On the technical side, Hazelwood shares how he learned about the mandatory health and safety guidelines as defined by the Occupational Health and Safety Administration. “I learned about what hazards to look out for when working with machines – and what is permitted and not permitted when you’re doing that.”
Hazelwood, who grew up in the Englewood community on Chicago’s South Side, says this is the first time he has had an opportunity to learn as much about the field of manufacturing. He says he is gaining perspective and insights from the program. “The world of manufacturing has a lot of possibilities,” he says. “Before I started the program I didn’t know what to expect. But now that I’m in the middle of it, I can see myself working in this field.”
Ladeja Williams, who is 24 and lives on Chicago’s South Side, learned about the YMA program at a back-to-school event for her children, who are eight and five years old.
“I’ve learned so much – about measurement, working in a factory, building things, and tools I didn’t know about before,” she says. “It’s definitely about going deeper – even learning how to break down parts of a drill, about micrometers, and so on.”
The program combines remote learning with the in-person experience of internships and field trips.
Williams says her curiosity was sparked during a field trip to Dakkota, a manufacturer that is one of the largest Native American and women-owned and led companies in the United States. “They make car parts,” she says, “and when I see cars running, I just always want to know how companies make that happen. How do they make a car run, who comes up with ideas.”
She says she is learning a lot about the manufacturing sector. Williams adds that the program helps her in numerous areas, from the field trips and internship and learning specific technical skills to how to prepare for interviews and apply for jobs. “I had never really had the experience of learning how to do interviews before,” she says.
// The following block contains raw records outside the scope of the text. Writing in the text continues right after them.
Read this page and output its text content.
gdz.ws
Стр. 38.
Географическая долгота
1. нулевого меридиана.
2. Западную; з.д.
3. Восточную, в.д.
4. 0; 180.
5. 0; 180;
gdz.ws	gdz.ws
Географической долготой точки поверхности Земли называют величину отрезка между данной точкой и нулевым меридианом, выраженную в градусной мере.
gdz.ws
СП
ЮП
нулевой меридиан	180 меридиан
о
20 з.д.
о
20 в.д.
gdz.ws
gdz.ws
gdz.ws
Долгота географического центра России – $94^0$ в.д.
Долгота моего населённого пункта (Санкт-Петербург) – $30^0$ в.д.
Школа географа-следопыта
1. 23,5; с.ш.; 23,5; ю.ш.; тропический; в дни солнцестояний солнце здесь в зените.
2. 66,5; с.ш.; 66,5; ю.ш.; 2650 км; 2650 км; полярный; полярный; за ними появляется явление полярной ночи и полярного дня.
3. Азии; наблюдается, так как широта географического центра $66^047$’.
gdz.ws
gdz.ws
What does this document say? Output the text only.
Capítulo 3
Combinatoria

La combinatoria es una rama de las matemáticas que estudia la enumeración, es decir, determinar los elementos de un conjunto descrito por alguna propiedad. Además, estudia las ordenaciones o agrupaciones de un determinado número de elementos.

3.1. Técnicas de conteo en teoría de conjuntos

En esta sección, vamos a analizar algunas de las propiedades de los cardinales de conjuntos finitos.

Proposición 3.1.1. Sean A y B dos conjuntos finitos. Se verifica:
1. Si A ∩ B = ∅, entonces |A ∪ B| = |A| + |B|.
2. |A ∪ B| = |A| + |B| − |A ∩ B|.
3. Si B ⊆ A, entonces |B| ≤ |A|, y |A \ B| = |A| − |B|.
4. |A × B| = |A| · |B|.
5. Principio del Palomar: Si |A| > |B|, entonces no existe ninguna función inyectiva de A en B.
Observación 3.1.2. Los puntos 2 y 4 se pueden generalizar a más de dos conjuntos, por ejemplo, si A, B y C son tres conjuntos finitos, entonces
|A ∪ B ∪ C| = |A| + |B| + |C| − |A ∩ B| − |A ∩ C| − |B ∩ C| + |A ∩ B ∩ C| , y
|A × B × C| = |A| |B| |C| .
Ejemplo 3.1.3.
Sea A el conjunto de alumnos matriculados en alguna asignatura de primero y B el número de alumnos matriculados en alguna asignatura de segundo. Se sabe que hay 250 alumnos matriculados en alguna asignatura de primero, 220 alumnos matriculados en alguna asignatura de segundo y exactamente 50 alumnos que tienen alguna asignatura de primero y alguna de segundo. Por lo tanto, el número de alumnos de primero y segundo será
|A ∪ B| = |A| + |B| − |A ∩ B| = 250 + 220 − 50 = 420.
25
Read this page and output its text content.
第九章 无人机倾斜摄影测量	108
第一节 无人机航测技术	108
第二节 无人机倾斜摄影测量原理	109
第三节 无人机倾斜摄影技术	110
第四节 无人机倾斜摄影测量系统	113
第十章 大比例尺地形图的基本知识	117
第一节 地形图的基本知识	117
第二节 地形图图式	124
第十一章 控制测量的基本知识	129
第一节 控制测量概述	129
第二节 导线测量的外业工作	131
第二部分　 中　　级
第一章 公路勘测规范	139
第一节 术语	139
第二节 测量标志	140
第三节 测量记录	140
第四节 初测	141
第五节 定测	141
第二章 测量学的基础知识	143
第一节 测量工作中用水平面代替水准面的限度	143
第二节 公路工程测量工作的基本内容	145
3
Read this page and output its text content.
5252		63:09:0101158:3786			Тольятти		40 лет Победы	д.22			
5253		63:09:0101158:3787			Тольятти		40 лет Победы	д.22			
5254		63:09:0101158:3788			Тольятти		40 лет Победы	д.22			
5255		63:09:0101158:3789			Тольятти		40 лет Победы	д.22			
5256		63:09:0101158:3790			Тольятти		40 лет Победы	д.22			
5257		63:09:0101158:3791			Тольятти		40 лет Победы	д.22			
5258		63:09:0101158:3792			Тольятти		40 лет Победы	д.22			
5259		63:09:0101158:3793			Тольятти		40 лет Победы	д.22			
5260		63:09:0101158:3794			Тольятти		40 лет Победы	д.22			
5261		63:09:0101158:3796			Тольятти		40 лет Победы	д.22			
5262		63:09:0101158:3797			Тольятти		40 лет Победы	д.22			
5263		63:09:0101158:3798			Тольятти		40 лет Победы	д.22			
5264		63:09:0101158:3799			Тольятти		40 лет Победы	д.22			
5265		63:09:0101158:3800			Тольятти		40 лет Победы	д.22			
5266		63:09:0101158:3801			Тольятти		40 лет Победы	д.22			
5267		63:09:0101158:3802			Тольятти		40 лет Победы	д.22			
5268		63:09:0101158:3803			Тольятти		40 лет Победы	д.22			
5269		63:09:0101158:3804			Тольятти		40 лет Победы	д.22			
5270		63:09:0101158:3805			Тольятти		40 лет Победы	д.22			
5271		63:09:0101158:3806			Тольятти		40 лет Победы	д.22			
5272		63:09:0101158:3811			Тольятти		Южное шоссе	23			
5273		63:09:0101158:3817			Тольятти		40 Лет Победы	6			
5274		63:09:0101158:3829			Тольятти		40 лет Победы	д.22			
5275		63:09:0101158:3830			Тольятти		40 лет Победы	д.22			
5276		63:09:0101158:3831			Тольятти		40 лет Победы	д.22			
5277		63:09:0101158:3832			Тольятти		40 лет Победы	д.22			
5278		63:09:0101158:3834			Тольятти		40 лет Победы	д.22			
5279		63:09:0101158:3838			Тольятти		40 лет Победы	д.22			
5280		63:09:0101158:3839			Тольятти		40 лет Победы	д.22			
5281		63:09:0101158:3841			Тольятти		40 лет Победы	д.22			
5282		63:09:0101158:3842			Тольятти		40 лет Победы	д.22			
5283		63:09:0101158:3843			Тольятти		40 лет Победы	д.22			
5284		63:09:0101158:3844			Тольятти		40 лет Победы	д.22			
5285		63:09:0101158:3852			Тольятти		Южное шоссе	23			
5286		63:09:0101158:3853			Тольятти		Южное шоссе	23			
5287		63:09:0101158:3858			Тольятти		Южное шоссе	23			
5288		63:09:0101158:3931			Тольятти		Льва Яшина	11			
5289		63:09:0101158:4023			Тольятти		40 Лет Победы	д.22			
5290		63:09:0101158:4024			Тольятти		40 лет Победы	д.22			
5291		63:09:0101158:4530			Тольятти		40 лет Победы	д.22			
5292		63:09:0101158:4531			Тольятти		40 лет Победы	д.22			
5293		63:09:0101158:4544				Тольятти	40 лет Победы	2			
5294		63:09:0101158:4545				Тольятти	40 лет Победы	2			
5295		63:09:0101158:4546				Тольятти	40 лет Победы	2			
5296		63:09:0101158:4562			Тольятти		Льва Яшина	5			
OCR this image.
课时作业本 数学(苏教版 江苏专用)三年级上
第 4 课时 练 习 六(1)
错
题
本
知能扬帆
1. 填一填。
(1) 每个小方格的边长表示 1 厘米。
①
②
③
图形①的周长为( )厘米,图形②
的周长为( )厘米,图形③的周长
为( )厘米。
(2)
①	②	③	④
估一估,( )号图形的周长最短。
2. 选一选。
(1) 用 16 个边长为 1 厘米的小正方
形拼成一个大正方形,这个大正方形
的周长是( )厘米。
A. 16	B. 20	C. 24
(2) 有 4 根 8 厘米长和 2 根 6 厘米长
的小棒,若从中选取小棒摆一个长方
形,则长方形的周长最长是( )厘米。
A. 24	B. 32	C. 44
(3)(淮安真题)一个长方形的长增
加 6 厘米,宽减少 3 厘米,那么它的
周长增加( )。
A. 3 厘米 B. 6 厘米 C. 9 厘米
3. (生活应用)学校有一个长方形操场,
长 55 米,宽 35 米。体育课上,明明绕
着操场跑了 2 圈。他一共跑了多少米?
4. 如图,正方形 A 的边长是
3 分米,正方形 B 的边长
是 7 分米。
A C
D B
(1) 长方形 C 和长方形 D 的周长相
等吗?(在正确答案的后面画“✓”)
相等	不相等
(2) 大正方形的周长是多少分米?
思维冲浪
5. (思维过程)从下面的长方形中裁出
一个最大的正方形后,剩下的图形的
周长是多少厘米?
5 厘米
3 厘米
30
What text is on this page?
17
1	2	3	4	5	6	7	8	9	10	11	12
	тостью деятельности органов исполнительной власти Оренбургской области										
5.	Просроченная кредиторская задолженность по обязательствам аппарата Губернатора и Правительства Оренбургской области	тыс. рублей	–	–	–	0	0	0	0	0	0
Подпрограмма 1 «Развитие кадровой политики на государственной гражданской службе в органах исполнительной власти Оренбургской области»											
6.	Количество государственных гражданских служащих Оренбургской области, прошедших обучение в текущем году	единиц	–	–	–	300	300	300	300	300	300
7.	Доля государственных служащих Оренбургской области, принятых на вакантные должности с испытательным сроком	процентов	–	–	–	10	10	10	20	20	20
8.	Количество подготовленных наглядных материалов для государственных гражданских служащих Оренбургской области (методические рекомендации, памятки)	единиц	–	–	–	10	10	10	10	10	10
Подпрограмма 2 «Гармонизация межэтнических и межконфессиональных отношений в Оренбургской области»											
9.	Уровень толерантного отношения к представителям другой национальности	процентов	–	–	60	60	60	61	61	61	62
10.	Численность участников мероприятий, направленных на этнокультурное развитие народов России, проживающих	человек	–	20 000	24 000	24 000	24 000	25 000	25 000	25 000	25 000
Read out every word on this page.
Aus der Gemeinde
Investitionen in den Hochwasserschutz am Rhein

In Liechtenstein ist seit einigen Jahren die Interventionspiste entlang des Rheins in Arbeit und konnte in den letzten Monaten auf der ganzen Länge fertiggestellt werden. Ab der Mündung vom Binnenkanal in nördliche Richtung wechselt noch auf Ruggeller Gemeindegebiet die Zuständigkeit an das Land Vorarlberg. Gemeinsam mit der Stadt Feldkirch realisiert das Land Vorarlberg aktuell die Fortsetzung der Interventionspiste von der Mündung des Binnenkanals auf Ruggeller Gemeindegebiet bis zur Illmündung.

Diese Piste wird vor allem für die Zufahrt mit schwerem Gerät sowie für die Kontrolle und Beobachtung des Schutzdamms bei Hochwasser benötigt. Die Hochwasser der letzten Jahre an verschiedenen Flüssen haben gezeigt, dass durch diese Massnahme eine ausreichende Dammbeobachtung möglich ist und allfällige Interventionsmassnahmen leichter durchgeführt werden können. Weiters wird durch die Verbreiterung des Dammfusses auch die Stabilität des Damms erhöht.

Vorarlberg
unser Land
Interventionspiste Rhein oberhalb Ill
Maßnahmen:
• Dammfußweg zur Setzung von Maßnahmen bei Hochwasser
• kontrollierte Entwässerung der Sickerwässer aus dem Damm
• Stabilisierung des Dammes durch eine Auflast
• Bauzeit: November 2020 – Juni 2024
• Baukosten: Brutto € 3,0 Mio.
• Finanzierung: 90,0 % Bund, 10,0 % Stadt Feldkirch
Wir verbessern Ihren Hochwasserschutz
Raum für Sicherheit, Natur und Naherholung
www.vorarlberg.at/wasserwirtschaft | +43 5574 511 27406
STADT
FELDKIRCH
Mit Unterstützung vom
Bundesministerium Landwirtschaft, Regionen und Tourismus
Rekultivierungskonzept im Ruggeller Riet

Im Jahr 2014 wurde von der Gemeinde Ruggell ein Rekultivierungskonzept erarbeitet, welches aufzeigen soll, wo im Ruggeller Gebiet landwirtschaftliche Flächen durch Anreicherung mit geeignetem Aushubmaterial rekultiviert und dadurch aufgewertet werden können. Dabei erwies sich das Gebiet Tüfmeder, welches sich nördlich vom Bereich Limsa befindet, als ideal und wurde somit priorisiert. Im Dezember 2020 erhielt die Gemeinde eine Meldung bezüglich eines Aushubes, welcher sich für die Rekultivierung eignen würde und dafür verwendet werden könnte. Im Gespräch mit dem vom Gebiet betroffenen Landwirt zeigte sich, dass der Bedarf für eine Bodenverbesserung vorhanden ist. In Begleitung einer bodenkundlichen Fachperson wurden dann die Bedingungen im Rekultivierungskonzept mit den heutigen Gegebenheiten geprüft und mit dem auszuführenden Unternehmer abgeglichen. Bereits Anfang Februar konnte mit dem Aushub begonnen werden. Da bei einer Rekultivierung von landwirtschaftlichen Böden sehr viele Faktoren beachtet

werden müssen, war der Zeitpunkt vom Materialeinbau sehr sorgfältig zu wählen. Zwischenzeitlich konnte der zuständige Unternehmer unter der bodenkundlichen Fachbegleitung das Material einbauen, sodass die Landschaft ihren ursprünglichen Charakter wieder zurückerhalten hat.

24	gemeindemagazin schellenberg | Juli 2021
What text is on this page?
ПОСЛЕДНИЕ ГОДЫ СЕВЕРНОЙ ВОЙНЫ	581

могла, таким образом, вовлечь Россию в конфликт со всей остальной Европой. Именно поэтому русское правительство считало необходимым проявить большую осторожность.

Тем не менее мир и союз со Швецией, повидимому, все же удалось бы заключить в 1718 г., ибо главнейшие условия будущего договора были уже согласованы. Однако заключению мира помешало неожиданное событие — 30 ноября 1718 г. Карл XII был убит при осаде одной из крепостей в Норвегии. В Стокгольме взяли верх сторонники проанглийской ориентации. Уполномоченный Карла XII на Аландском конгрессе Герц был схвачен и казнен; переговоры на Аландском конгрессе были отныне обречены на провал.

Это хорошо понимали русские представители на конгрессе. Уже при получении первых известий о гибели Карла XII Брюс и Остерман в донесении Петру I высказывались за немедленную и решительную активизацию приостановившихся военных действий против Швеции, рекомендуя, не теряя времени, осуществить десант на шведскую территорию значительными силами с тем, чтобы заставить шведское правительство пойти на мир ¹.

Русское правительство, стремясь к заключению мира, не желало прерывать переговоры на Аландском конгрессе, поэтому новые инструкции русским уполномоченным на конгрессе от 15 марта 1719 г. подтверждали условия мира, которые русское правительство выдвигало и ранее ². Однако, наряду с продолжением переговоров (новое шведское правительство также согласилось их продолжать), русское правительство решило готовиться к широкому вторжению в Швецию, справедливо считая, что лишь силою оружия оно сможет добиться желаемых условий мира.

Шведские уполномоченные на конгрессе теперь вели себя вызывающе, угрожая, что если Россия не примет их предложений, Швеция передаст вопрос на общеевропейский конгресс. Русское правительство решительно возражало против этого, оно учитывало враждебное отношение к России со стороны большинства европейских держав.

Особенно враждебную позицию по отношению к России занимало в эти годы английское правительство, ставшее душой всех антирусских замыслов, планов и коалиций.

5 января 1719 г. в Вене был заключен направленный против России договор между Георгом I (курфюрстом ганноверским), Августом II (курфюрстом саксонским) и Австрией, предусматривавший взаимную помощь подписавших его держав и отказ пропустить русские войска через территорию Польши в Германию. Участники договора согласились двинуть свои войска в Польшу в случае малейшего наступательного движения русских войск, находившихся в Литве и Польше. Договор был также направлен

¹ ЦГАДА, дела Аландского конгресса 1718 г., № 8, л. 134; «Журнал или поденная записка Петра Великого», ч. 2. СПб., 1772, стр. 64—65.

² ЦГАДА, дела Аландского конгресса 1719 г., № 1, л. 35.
Williams says she is pleased with how supportive the program is of students. “Staff with YMA talk to us one-one, and take time to answer any questions.” Still, YMA goes beyond all of that, she adds. “It’s also about being able to connect with people who understand the everyday needs of participants – like raising young kids, affording gas fare or other basic concerns. The program works with you to deal with your needs outside the program. Or if you need to talk to someone, like a mentor.”
“Yes, I do see myself working in manufacturing now,” she adds. “I’ve worked in a lot of factories as a temp worker, but this is different. It’s making a lot of sense to me. Being in the YMA program gets us ready for good positions.”